Following the arrival of prolific striker Gordon Hodgson in 1925, the club's best players were at either end of the pitch, Scott in goal and Hodgson, who went on to become the fourth-highest goalscorer in English top-flight history, in attack. Towards the end of the decade, Scott, now in his mid-30s, lost his starting position to another Liverpool goalkeeper, Arthur Riley, but he never gave up the battle for the starting berth. However, at the beginning of the 1930s it was becoming more and more difficult for Scott to get into the line-up. Eventually Scott asked if he could return to his homeland when his old team Belfast Celtic offered him a player-manager role in 1934. Liverpool consented to the request and at the age of 40-and-a-half Scott played the last of his 468 appearances at Chelsea on 21 February 1934. Upon Liverpool's final home match of the season, Scott headed to the director's box to give the supporters a farewell speech over the microphone. He finished by saying, "Last, but not least, my friends of the Kop. I cannot thank them sufficiently. They have inspired me. God bless you all."

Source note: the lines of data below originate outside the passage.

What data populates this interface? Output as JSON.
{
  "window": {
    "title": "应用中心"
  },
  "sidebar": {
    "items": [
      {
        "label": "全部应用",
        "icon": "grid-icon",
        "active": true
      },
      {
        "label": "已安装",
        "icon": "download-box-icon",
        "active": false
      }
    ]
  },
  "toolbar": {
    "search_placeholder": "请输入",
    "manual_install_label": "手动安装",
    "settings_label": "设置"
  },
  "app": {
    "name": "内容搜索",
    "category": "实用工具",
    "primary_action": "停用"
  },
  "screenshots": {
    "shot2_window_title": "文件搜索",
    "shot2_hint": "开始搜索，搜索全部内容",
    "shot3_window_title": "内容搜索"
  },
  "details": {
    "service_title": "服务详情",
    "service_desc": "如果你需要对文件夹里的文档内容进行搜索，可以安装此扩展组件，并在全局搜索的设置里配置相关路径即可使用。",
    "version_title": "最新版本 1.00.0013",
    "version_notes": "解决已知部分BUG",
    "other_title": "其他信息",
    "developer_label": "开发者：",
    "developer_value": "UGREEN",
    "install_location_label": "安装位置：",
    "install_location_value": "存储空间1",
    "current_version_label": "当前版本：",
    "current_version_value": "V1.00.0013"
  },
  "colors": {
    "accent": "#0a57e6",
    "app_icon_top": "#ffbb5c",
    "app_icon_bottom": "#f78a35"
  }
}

Scott played his final game for Belfast Celtic in 1936 at the age of 42. In his time as manager of Belfast Celtic, Scott won 10 Irish League titles, 6 Irish Cups, 3 City Cups, 8 Gold Cups and 5 County Antrim Shields. He died in 1959 and is buried in Belfast City Cemetery.

==Career statistics==

Appearances and goals by national team and year
| National team | Year | Apps | Goals |
| Ireland | 1920 | 2 | 0 |
| 1921 | 3 | 0 |
| 1925 | 2 | 0 |
| 1926 | 3 | 0 |
| 1927 | 3 | 0 |
| 1928 | 3 | 0 |
| 1929 | 3 | 0 |
| 1930 | 1 | 0 |
| 1931 | 1 | 0 |
| 1932 | 3 | 0 |
| 1933 | 3 | 0 |
| 1934 | 1 | 0 |
| 1935 | 2 | 0 |
| 1936 | 1 | 0 |
| Total |  | 31 | 0 |

==Honours==

===Player===
Liverpool
- Football League First Division: 1921–22, 1922–23

Belfast Celtic
- Irish League: 1918–19, 1935–36
- Irish Cup: 1917–18
- Gold Cup: 1934–35
- County Antrim Shield: 1935–36

Individual
- Football League 100 Legends
- Liverpool F.C. Hall of Fame

===Manager===
Belfast Celtic
- Irish League: 1935–36, 1936–37, 1937–38, 1938–39, 1939–40, 1947–48
- Irish Cup: 1936–37, 1937–38, 1940–41, 1942–43, 1943–44, 1946–47
- Gold Cup: 1934–35, 1938–39, 1939–40
- County Antrim Shield: 1935–36, 1936–37, 1938–39, 1942–43, 1944–45
- City Cup: 1939–40, 1947–48, 1948–49
- Northern Regional League: 1940–41, 1941–42, 1943–44, 1946–47
- Substitute Gold Cup: 1940–41, 1943–44, 1944–45, 1945–46, 1946–47

==Sources==
- The Official Liverpool FC Illustrated History (Carlton Books 2002), p. 37.